Затухающим чадящим факелом выскочили пошевни из леса. Рядом просвечивал огонек, и лошадь сама свернула туда.
Встретил его у крыльца неистовый лай, а следом выбежала женщина, заохала:
— Охти ты, да кого же это несет?..
— Меня, Домна, — узнал ее Самусеев. — В гости вот к тебе привернул, да только пришлось волкам гостинцы скормить. Примешь без гостинцев?

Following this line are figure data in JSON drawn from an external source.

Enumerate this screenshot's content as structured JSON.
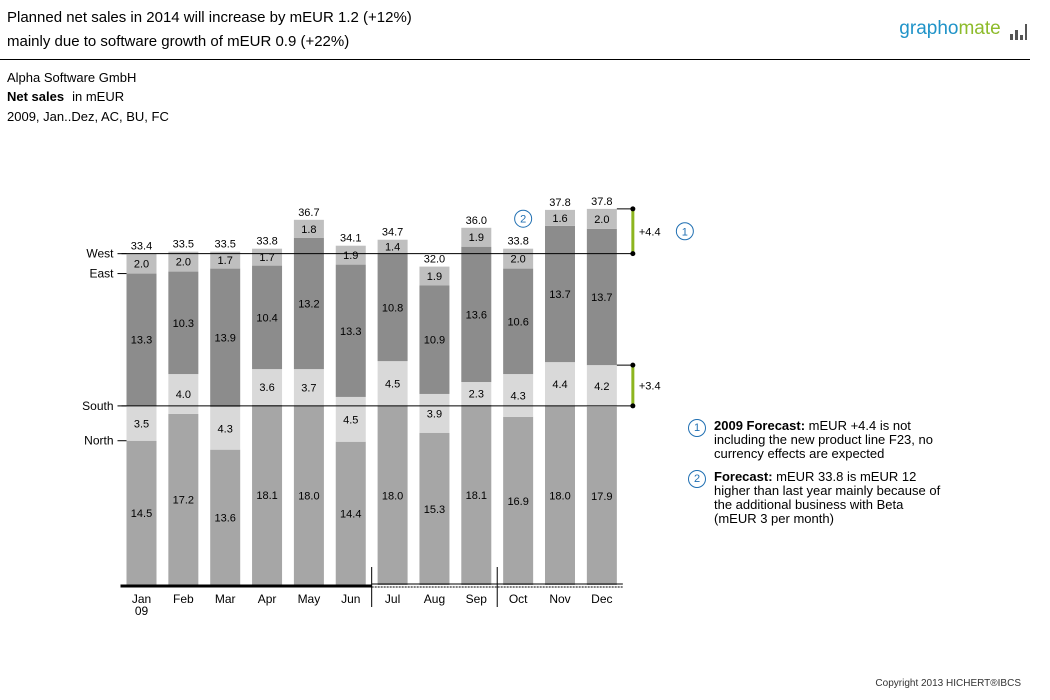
{
  "header": {
    "title_line1": "Planned net sales in 2014 will increase by mEUR 1.2 (+12%)",
    "title_line2": "mainly due to software growth of mEUR 0.9 (+22%)",
    "logo_part1": "grapho",
    "logo_part2": "mate"
  },
  "meta": {
    "company": "Alpha Software GmbH",
    "measure": "Net sales",
    "unit": "in mEUR",
    "scenario": "2009, Jan..Dez, AC, BU, FC"
  },
  "chart_data": {
    "type": "bar",
    "stacked": true,
    "categories": [
      "Jan\n09",
      "Feb",
      "Mar",
      "Apr",
      "May",
      "Jun",
      "Jul",
      "Aug",
      "Sep",
      "Oct",
      "Nov",
      "Dec"
    ],
    "series": [
      {
        "name": "North",
        "values": [
          14.5,
          17.2,
          13.6,
          18.1,
          18.0,
          14.4,
          18.0,
          15.3,
          18.1,
          16.9,
          18.0,
          17.9
        ],
        "color": "#a6a6a6"
      },
      {
        "name": "South",
        "values": [
          3.5,
          4.0,
          4.3,
          3.6,
          3.7,
          4.5,
          4.5,
          3.9,
          2.3,
          4.3,
          4.4,
          4.2
        ],
        "color": "#d9d9d9"
      },
      {
        "name": "East",
        "values": [
          13.3,
          10.3,
          13.9,
          10.4,
          13.2,
          13.3,
          10.8,
          10.9,
          13.6,
          10.6,
          13.7,
          13.7
        ],
        "color": "#8c8c8c"
      },
      {
        "name": "West",
        "values": [
          2.0,
          2.0,
          1.7,
          1.7,
          1.8,
          1.9,
          1.4,
          1.9,
          1.9,
          2.0,
          1.6,
          2.0
        ],
        "color": "#bfbfbf"
      }
    ],
    "totals": [
      "33.4",
      "33.5",
      "33.5",
      "33.8",
      "36.7",
      "34.1",
      "34.7",
      "32.0",
      "36.0",
      "33.8",
      "37.8",
      "37.8"
    ],
    "ylim": [
      0,
      40
    ],
    "actual_months": 6,
    "differences": [
      {
        "series": "West",
        "label": "+4.4",
        "note": "1"
      },
      {
        "series": "South",
        "label": "+3.4"
      }
    ],
    "marker": {
      "category": "Oct",
      "note": "2"
    }
  },
  "notes": [
    {
      "num": "1",
      "title": "2009 Forecast:",
      "text": " mEUR +4.4 is not including the new product line F23, no currency effects are expected"
    },
    {
      "num": "2",
      "title": "Forecast:",
      "text": " mEUR 33.8 is mEUR 12 higher than last year mainly because of the additional business with Beta (mEUR 3 per month)"
    }
  ],
  "copyright": "Copyright 2013 HICHERT®IBCS"
}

Домна вроде и не удивилась, что он из обгорелых саней босиком ступил на снег. Только посторонилась, уступая дорогу на крыльце, темными сенями провела в избу. При свете скупой жегалки изба показалась Самусееву полной народа — ребятишки прыгали из угла в угол, словно со страху. «На лешего похож я», — подумал он, перебирая у порога босыми ногами. Без шапки, руки черны от гари, полы шинели отдавали паленой шерстью, да и с лица, видать, не сошло зверское выражение. Он только сейчас понял, над какой бедой его пронесло, привычным движением плеча скинул шинель и сунул ноги в поданные валенки. Став сразу спокойнее, взглядом попросил еще умыться. Домна никогда не видела его без шинели, растерянно прошла за ним к умывальнику. Он рукой наклонил глиняное рыло умывальника, но вода разбрызгивалась без толку — нечем было потереться. Домна молча стала сбоку и принялась своими руками натирать ему шею, лицо; Самусеев чувствовал, как всякий раз вздрагивала ее рука, задевая бугристый шрам. Настало самое время отругать растяпу доктора, который заштопал ему лицо, как конский зад, и Самусеев не пожалел соленых слов. В оправдание этого, наверно, и сказал Домне:
— Мягкие у тебя руки, а ведь лес пилишь.
С рушником он справился кое-как сам и прошел к столу, в мутный свет жегалки. Там из потемок выступили еще две сосредоточенно вязавших женщины.
— Да сколько же вас?
— Калисти было чатверо, — мягко пропела ближняя женщина, склоняясь над вязаньем, и Самусеев понял: боится в лицо ему глянуть.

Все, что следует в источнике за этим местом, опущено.